Sputnik"J’ai besoin de savoir ce que je dois faire pour que ma fille ne soit plus sur TikTok contre ma volonté." En
plein divorce avec l’influenceuse Kim Kardashian aux 285 millions d’abonnés sur Instagram, le
rappeur américain Kanye West s’est ému de voir sa fille North, âgée de 8 ans, publier des vidéos sur TikTok.
Si cette sortie peut paraître anecdotique, reste qu’elle souligne un phénomène mondial de fond: l’engouement des très jeunes pour cette appli chinoise, propriété de ByteDance. Alors qu’il est nécessaire d’avoir plus de 13 ans pour créer un profil, bon nombre de préadolescents contournent cette limite d’âge.
Les préados se ruent sur TikTok
En France, selon une étude de 2021 menée par l'agence Heaven, auprès de 2.000 jeunes de 11 ou 12 ans, 34% des sondés ont un compte TikTok. Marie, une lycéenne de 15 ans, confesse au micro de Sputnik que, lorsqu’elle s’est inscrite sur Musical.ly [qui a fusionné avec Tiktok, ndlr], elle n’avait que 11 ans. Début 2021, l’application a annoncé avoir fermé plus de 7 millions de profils appartenant à des mineurs de moins de 13 ans.
Cette plate-forme n’est pas sans risque. La lycéenne alerte ainsi sur les commentaires, "publiés par des rageux", qui peuvent être parfois "horribles et haineux". Des comportements qui l’incitent à la prudence: "Je ne recommanderais pas TikTok à mes frères et sœurs, car ils sont très jeunes." Sans compter que cela "peut créer beaucoup d’embrouilles qui passent du virtuel à la vraie vie. Ça peut être dangereux." Des cas de harcèlement qui mènent à des drames ont déjà défrayé la chronique.
Outre les commentaires désagréables, la jeune Toulousaine explique avoir dû réduire le temps passé sur TikTok: "À un moment, j’ai été addict. Je passais mes journées dessus. C’est pour cela que j’ai mis une limite de temps. Maintenant, je ne peux pas rester sur TikTok plus d’une heure."
"Le modèle économique des plates-formes repose sur l’attention. La manière d’agencer leurs boutons, de pousser des contenus ainsi que les algorithmes visent à garder les internautes le plus longtemps possible en ligne", rappelle au micro de Sputnik Cyril Di Palma, délégué général de Génération numérique.
Notre interlocuteur souligne le fait que TikTok a misé dès sa conception sur un "mode de consommation un peu différent des précédentes plates-formes". Ainsi, le format initial d’une minute correspondait "à un phénomène de zapping assez compulsif".

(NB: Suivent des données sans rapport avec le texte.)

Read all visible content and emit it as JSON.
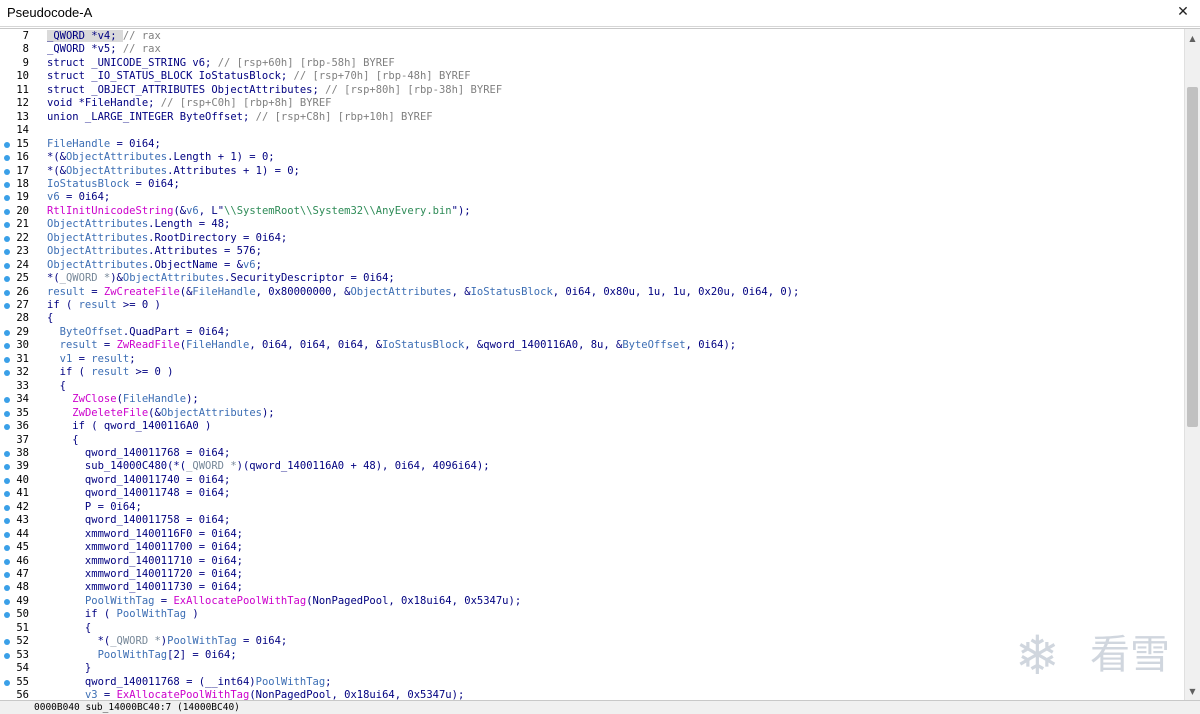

Cyril Di Palma estime cependant que c’est à "l’internaute d’être conscient" des écueils liés aux algorithmes de recommandation de contenus. Pour éveiller les consciences, Génération numérique organise des opérations de sensibilisation dans les classes.
Quelle incidence chez les plus jeunes?
"On explique par exemple en classe que, derrière cette gratuité de façade, il y a des enjeux économique et sociétaux liés à cette consommation qui paraît parfois futile et éphémère", précise le fondateur du Tour de France Internet des établissements scolaires.
"Cela ouvre les débats sur les conséquences des “partage”, des “like”. […] C’est aussi valable pour Instagram: quel est le rapport de l’internaute vis-à-vis de sa vie privée, de son corps, de l’acceptation de sa personne par le groupe? Sachant que, à l’adolescence, c’est très important d’être accepté par ses pairs."
Un article du
Wall Street Journal révélait que Meta a conscience
des dégâts causés par certaines de ses plates-formes. Selon le quotidien d’outre-Atlantique, lors d'une réunion en interne de 2019, une diapo d'Instagram portait ce commentaire d’une lucidité confinant au cynisme:
"Nous empirons le rapport à son corps d'une ado sur trois." Une autre diapo confessait:
"Les ados accusent Instagram d'augmenter les niveaux d'anxiété et de dépression."Sur France Inter, la chanteuse Adèle se réjouissait "de ne pas avoir eu TikTok plus jeune". Selon elle, "cela (l)’aurait conditionnée, à une façon différente de (se) regarder dans le miroir".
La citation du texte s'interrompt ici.